Sportklause Nüßmann

Rehden, Dickeler Str. 4. (ehemals Rehden Nr. 299)

Gründung

Im Jahr 1962 bezog Wilhelm Nüßmann (*27.1.1911 +3.5.1994) mit seiner Familie den Neubau eines Geschäfts- und Wohnhauses an der Dickeler Straße. Hier war eine Gaststätte mit Gastraum und zwei Clubräumen entstanden. Im nördlichen Teil des Hauses waren die Schuhmacherwerkstatt und ein Ladengeschäft untergebracht. In Anlehnung an die Gäste, die überwiegend aus den Sportlern des 1954 gegründeten BSV „Schwarz-Weiß“ Rehden bestand, wurde die Gaststätte „Sportklause“ genannt.

Ausstattung und Nutzung

Nach dem Betreten der Gaststätte fiel der Blick auf die große Theke. Der Gastraum war großzügig eingerichtet. Links vom Eingang befand sich eine Sitzecke, vor dem Fenster standen zwei unterschiedlich große Tische und gegenüber der Theke waren weitere Sitzecken.

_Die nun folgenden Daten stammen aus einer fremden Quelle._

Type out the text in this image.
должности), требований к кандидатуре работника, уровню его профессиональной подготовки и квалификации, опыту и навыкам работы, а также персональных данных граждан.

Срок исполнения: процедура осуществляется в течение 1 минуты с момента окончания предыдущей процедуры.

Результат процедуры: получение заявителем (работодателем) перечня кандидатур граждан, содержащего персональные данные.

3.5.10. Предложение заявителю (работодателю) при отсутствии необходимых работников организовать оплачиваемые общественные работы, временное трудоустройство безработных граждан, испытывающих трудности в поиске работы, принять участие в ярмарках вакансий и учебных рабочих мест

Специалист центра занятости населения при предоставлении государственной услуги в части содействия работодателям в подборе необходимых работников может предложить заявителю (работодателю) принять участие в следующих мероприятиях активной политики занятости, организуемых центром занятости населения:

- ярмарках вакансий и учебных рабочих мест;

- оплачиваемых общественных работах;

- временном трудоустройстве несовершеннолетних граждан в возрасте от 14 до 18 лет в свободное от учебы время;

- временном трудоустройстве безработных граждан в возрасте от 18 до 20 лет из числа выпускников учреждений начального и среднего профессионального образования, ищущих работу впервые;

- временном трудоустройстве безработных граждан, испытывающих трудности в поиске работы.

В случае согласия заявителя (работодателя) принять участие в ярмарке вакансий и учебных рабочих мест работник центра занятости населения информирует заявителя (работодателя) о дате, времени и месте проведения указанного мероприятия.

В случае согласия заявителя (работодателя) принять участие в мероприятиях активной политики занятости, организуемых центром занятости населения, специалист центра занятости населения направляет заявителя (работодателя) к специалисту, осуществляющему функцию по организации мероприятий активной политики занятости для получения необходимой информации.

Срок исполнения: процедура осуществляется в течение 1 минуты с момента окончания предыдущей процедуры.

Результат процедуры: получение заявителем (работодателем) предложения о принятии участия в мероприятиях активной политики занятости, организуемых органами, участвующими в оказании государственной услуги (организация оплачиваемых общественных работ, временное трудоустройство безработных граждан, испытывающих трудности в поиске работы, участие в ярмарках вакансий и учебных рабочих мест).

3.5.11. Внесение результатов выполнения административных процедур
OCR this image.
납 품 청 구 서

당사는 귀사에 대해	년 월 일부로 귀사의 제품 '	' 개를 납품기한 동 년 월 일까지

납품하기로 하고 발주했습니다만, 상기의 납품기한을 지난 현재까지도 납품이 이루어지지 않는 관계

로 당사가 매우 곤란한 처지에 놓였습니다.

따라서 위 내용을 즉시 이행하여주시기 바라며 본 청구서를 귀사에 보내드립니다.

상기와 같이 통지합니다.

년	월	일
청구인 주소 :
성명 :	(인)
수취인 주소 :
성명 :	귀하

So konnten unterschiedlich große Gruppen den richtigen Platz finden. Zwei weitere Clubräume waren durch eine Schiebetür getrennt und konnten bei Bedarf zu einem größeren Raum erweitert werden. Hier fierten viele Familien Taufen, Konfirmationen, Hochzeiten und besondere Geburtstagsjubiläen. Jedes Jahr wurde auch ein großes Skatturnier um wertvolle Preise gespielt.

Besonderheiten

Am Tresen der Gaststätte wurde so manches Geschäft getätigt. So war es durchaus möglich nach dem Genuss eines Bieres noch ein Paar Schuhe zu kaufen. Auch Vorgespräche über Grundstücksverkäufe fanden hier statt. Die für den Fußballspielbetrieb verantwortlichen Vorstandsmitglieder trafen sich regelmäßig in der Sportlerklause.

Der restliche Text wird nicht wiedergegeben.